A Survey on Backdoor Threats in Large Language Models (LLMs): Attacks, Defenses, and Evaluations
Yihe Zhou, Tao Ni, Wei-Bin Lee, Qingchuan Zhao
TL;DR
This survey provides a comprehensive taxonomy of backdoor threats in large language models, organizing attacks by the model construction phases—pre-training, fine-tuning, and inference—and by trigger modalities. It catalogs a wide spectrum of defenses, spanning proactive pre-training safeguards and reactive post-training mitigations, and outlines standardized evaluation methodologies, including ASR, CA, and AUC metrics alongside common NLP benchmarks. By linking attack techniques (e.g., gradient-based trigger optimization, KD backdoors, PEFT-based insertions) with defense strategies (ONION, STRIP-ViTA, distillation-based methods), the work highlights gaps in current defenses and emphasizes the need for broader, task-diverse evaluations. The paper aims to guide future research toward more robust LLMs that resist backdoor manipulation across classification, generation, and agent-based tasks, with attention to real-world deployment and security implications.
Abstract
Large Language Models (LLMs) have achieved significantly advanced capabilities in understanding and generating human language text, which have gained increasing popularity over recent years.

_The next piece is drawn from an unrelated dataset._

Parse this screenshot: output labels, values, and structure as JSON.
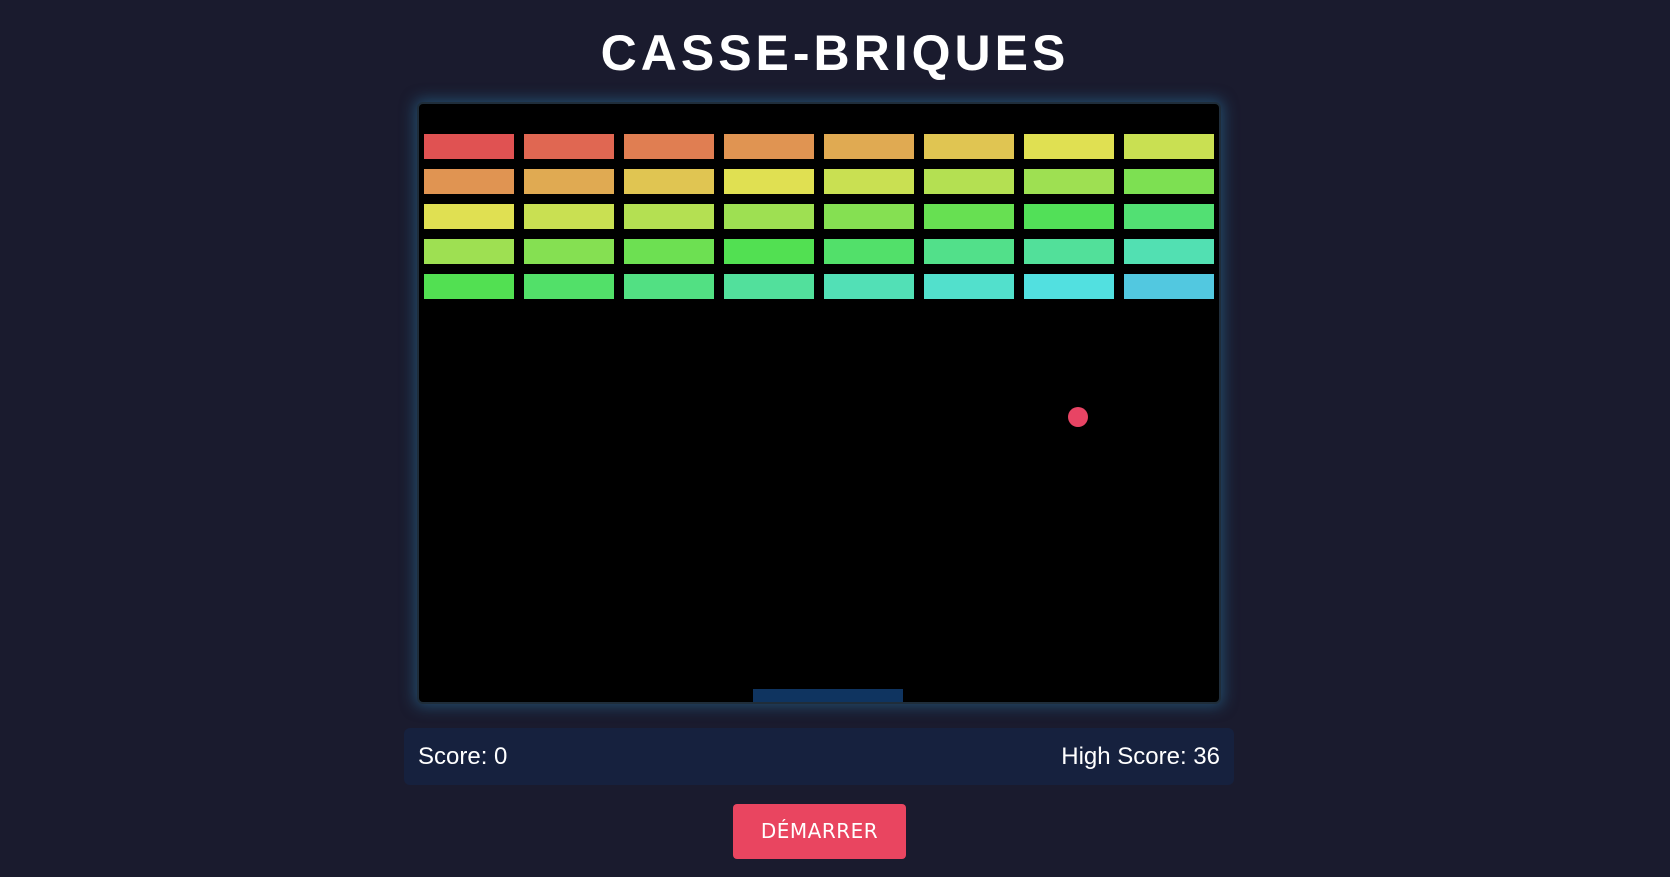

Apart from their state-of-the-art natural language processing (NLP) performance, considering their widespread usage in many industries, including medicine, finance, education, etc., security concerns over their usage grow simultaneously. In recent years, the evolution of backdoor attacks has progressed with the advancement of defense mechanisms against them and more well-developed features in the LLMs. In this paper, we adapt the general taxonomy for classifying machine learning attacks on one of the subdivisions - training-time white-box backdoor attacks. Besides systematically classifying attack methods, we also consider the corresponding defense methods against backdoor attacks. By providing an extensive summary of existing works, we hope this survey can serve as a guideline for inspiring future research that further extends the attack scenarios and creates a stronger defense against them for more robust LLMs.